When comparing predictive models, a balance must be established between their discriminatory capacity and their simplicity in terms of clinical applicability. The sPESI consists of 6 variables with a simple scoring system (the presence of any of the variables indicates a high risk patient). However, the Spanish score consists of 7 variables, one of which is a laboratory parameter (serum creatinine) and the system for allocating scores is more complex.
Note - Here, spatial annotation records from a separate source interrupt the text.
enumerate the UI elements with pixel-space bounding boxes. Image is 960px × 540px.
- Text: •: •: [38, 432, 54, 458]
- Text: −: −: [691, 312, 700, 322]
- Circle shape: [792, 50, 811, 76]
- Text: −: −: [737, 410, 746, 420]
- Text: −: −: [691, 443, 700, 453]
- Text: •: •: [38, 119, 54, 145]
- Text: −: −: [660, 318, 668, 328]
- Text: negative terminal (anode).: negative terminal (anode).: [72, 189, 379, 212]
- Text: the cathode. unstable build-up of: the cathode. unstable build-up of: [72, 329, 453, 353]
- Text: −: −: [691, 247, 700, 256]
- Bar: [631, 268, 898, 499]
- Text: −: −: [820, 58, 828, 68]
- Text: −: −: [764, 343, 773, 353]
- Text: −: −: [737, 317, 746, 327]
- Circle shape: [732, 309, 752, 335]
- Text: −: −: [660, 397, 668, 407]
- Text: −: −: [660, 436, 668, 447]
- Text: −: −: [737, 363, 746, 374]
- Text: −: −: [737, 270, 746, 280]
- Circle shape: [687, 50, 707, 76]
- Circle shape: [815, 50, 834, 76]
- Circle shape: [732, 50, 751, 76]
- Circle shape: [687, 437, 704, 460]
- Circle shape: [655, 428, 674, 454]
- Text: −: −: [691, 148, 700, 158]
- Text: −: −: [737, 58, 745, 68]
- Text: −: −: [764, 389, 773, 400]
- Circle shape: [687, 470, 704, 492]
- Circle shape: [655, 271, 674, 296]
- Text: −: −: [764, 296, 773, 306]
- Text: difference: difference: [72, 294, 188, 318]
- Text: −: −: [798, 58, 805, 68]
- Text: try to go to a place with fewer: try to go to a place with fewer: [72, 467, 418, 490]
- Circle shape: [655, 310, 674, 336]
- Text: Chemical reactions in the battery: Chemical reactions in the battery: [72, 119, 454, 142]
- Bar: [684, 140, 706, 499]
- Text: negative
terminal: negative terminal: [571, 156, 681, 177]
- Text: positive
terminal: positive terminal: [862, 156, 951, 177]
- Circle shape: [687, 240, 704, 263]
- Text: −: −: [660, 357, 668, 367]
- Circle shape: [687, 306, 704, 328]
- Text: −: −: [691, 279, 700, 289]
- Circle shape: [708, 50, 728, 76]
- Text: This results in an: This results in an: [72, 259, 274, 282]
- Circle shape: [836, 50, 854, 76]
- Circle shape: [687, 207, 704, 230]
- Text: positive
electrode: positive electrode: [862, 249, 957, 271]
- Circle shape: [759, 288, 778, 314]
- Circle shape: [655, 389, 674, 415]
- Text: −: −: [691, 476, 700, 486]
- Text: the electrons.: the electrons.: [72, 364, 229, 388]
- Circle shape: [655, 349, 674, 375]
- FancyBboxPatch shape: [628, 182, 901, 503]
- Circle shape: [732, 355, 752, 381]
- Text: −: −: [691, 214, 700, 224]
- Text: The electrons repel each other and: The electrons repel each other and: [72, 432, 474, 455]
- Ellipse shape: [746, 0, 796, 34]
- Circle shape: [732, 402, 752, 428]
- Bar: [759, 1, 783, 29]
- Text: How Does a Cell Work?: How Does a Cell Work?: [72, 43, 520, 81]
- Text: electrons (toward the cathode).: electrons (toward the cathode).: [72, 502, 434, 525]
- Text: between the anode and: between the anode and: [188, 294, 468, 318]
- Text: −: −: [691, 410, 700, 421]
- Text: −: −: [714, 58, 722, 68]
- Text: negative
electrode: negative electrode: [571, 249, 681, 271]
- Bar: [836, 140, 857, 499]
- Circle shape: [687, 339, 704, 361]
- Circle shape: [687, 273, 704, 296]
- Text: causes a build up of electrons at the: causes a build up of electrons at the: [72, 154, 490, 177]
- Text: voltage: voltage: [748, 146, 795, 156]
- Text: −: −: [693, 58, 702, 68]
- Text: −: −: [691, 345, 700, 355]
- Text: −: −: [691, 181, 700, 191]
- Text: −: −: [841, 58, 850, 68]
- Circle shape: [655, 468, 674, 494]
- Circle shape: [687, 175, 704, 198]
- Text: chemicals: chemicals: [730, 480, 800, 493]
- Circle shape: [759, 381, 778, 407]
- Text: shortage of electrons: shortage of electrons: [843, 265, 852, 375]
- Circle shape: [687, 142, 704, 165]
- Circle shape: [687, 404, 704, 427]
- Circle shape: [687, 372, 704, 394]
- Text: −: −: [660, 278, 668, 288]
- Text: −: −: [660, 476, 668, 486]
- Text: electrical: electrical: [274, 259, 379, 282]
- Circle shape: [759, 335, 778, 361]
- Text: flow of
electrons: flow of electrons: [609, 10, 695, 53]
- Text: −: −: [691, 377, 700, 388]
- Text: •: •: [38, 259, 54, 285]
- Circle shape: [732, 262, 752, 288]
This study has some limitations. Firstly, it is an analysis of a historical cohort composed of patients from a single center and is susceptible to the type of bias inherent in this type of study. However, it represents a non-selected population of PE patients in our usual clinical practice setting, making it an ideal sample for testing the external validity of the risk models analyzed. Secondly, the main limitation of the risk models lies in the fact that they were designed for making group predictions, rather than individual predictions. Although their discriminatory capacity is high, it can never be perfect. For this reason, the use of these models in a specific patient can only be orientative, since they allow a certain risk to be estimated but cannot definitively predict the final clinical outcome.21

In conclusion, our results show that the sPESI is more reliable than the Spanish score for identifying PE patients with a low risk of early complications. Well-designed studies are needed for determining if clinical scores are useful tools for identifying low-risk patients with PE who may be treated in an outpatient setting.

The authors declare that they do not have any conflict of interests.